The role of economic income has been poorly studied. In the present study group of preschool CI children, it was significantly correlated to flexibility and inhibitory abilities. This finding concurs with the outcomes described in school-aged DHH children by Mitchell and Quitner [41]. On the contrary, Beer et al. [10] found no correlation between the studied EFs and these socio-demographic variables. Studies on NH children have shown that low economic income is associated with worse performance in inhibitory control tasks, working memory, executive attention, as well as flexibility and planning [42]. The influence of economic income is already traceable in infants and pre-schoolers, and this persists over time [43]. Given the initial premises and results described in this work and in the one by Mitchell and Quitner [41], it would be important that future prospective studies investigate further the role of economic income in the FEs of children with CI.

Finally, in the present study, it was found that parental education level influences the EF skills of children with CI: children of parents with a higher education level have been positively associated with flexibility of response change and inhibitory control. This new finding correlates with the linguistic results described by Geers et al. [44] in a large population of CI children. Parental education level has been described as a very important factor influencing NH children's cognitive development, also predicting the correct development of EF performance [45]. Parents with a higher education level create a more stimulating environment from an intellectual point of view, establishing the environmental conditions that favor the development of EFs [45]. They talk more, read more often to their children, and use a richer vocabulary than parents with lower educational levels [46]. Children of parents with higher education levels tend to have a wider vocabulary, faster language development, and better performance in cognitive tests, including EFs [45].
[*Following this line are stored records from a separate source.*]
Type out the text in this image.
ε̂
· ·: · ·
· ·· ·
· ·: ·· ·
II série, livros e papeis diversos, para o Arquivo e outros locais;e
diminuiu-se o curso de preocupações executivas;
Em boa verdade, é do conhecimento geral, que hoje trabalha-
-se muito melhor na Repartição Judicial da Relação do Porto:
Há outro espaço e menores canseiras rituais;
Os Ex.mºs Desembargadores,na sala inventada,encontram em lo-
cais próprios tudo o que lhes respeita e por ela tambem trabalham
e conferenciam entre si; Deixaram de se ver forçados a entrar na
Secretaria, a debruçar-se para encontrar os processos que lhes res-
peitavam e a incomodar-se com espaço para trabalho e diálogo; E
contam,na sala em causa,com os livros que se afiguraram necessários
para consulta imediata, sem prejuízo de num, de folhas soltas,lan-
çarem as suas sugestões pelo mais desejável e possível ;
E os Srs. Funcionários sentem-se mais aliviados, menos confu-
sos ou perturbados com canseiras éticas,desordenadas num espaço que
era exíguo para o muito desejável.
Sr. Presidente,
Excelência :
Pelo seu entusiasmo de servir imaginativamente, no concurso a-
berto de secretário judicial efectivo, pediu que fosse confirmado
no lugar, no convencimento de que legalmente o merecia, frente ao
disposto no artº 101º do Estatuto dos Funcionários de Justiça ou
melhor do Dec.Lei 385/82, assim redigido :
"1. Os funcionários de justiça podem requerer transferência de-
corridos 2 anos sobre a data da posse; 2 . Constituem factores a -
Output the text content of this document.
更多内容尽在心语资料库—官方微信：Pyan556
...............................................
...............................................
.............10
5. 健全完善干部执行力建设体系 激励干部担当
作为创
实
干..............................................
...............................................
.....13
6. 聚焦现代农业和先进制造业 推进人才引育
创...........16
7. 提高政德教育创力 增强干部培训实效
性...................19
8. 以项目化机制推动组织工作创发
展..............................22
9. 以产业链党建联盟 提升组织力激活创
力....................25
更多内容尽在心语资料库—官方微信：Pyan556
Some constraints limit the generalization of current results. The sample was small and only limited statistical analysis could be performed. The EF assessment was performed solely through a direct test of the children and this limited the comparison with other studies that integrated parental behavior checklists to measure additional EF domains in daily life. Finally, the study assessed EF skills at a given time, preschool age, but longitudinal data are not yet available, leaving unanswered the question as to whether these skills are maintained at an older age, when basic competences mature and further and more complex skills will require a higher cognitive load.

Conclusion

The results of this study highlight that early intervention, language development, economic income level, gender, and parental education all play a role in determining the development of EFs in preschool CI children. Most of the early implanted children developed good EF skills. However, some of them, particularly if implanted after 12 months of age, showed difficulties in all of the studied EFs.

Evaluation of EF skills should, therefore, become a routine aspect of follow-up immediately after cochlear implantation, and intervention programs should include strategies and specific training to enhance and monitor these skills. A timely identification of developmental difficulties, if present, could allow professionals to implement an appropriate stimulation program for the child, therefore indirectly helping families to put into practice behaviors able to enhance EF competences. Further longitudinal studies would be useful to add information on the variables that influence the development of EFs and to improve the effectiveness of intervention strategies.